His funeral was later that week at Third Baptist Church at 95th & Ashland, it was one of those “coming of age moments”, I was sixteen years old and on my spring break and here was my friend in a casket, turned out it was a case of mistaken identity but it didn’t matter Marcus wasn’t coming back to church or scouts. I know he would have earned the top rank of Eagle Scout and would have been a successful man in life not just business. His life was valuable and that’s why 22 years later I’m telling you about him.
Unfortunately I have another story, though I didn’t know my Brother Rice classmate Rahnold Washington well, being there were only about 20 African Americans in the class of 1994, we were all familiar with each other, which made it that much harder when Rahnold was shot and killed right before the end of our senior year.

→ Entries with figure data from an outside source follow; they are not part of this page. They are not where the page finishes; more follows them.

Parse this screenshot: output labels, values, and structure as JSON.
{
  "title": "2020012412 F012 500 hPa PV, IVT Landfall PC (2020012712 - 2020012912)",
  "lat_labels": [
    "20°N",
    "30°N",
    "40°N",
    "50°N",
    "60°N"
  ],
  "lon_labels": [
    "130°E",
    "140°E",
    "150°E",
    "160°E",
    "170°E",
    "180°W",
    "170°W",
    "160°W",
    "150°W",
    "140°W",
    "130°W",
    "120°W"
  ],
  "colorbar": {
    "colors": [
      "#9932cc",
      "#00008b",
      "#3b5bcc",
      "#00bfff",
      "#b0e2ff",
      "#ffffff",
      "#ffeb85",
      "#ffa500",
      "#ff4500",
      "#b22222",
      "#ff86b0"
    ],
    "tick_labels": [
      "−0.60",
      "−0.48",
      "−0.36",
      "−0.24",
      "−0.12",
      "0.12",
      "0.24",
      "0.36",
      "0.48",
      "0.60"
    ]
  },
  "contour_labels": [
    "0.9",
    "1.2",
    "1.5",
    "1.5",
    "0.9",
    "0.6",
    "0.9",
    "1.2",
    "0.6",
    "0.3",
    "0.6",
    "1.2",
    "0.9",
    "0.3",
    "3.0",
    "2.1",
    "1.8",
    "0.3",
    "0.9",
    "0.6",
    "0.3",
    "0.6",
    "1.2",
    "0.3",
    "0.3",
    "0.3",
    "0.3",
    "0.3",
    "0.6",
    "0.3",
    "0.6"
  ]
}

Rahnold was from Washington Heights, further north than me.
His funeral was the morning of our prom at St Margaret of Scotland on 99th & Throop (where years later I would be a parishioner and even get married there), and even harder was the next week at our graduation there was Rahnold’s empty chair with his cap and gown on it. Ron had been accepted to SIU Carbondale and was another brother who you knew “would be somebody”. His mother spoke at our graduation, I remember my parents being awed at the strength of her to do that. I still think about him too in that same ‘what if” sense.
The next spring I had my own close call being car jacked in Harvey and having a 9mm gun put to my head and having a shot being fired in my car. I know it was a 9mm because my late father took the dashboard apart after the police got the car back and found the bullet. I can still remember having that cold steel gun against my head and later hearing that shot and thinking “this might be it”.
But I’m still here almost 20 years later and in all three cases the men who pulled those triggers were black men against other black men.
Last week I told you the tragic story of prep star Ben Wilson, same urban violence, same black on black crime.
On warm nights you hear of dozen of shootings in the news (and you can hear shots in the distance in my native West Pullman), but you don’t have the outrage we just saw for Michael Brown. Now I know there is a lot of racial frustration out there, trust me I see it, feel it and experience racism too.
But when we say “What is a black life worth?”, I say a lot, look at my long gone friends, those brothers meant a lot to many people and I have not forgotten nor will I ever forget. Those brothers didn’t die in vain, they were not statistics or just another brother in the wrong place at the wrong time. They represented the future, hard work and what it takes to be a good brother and I’ll be damn if their lives weren’t valuable.
But until there is understanding across the country (especially in the hood), of the value of life, then we’ll keep living this same story over again and again.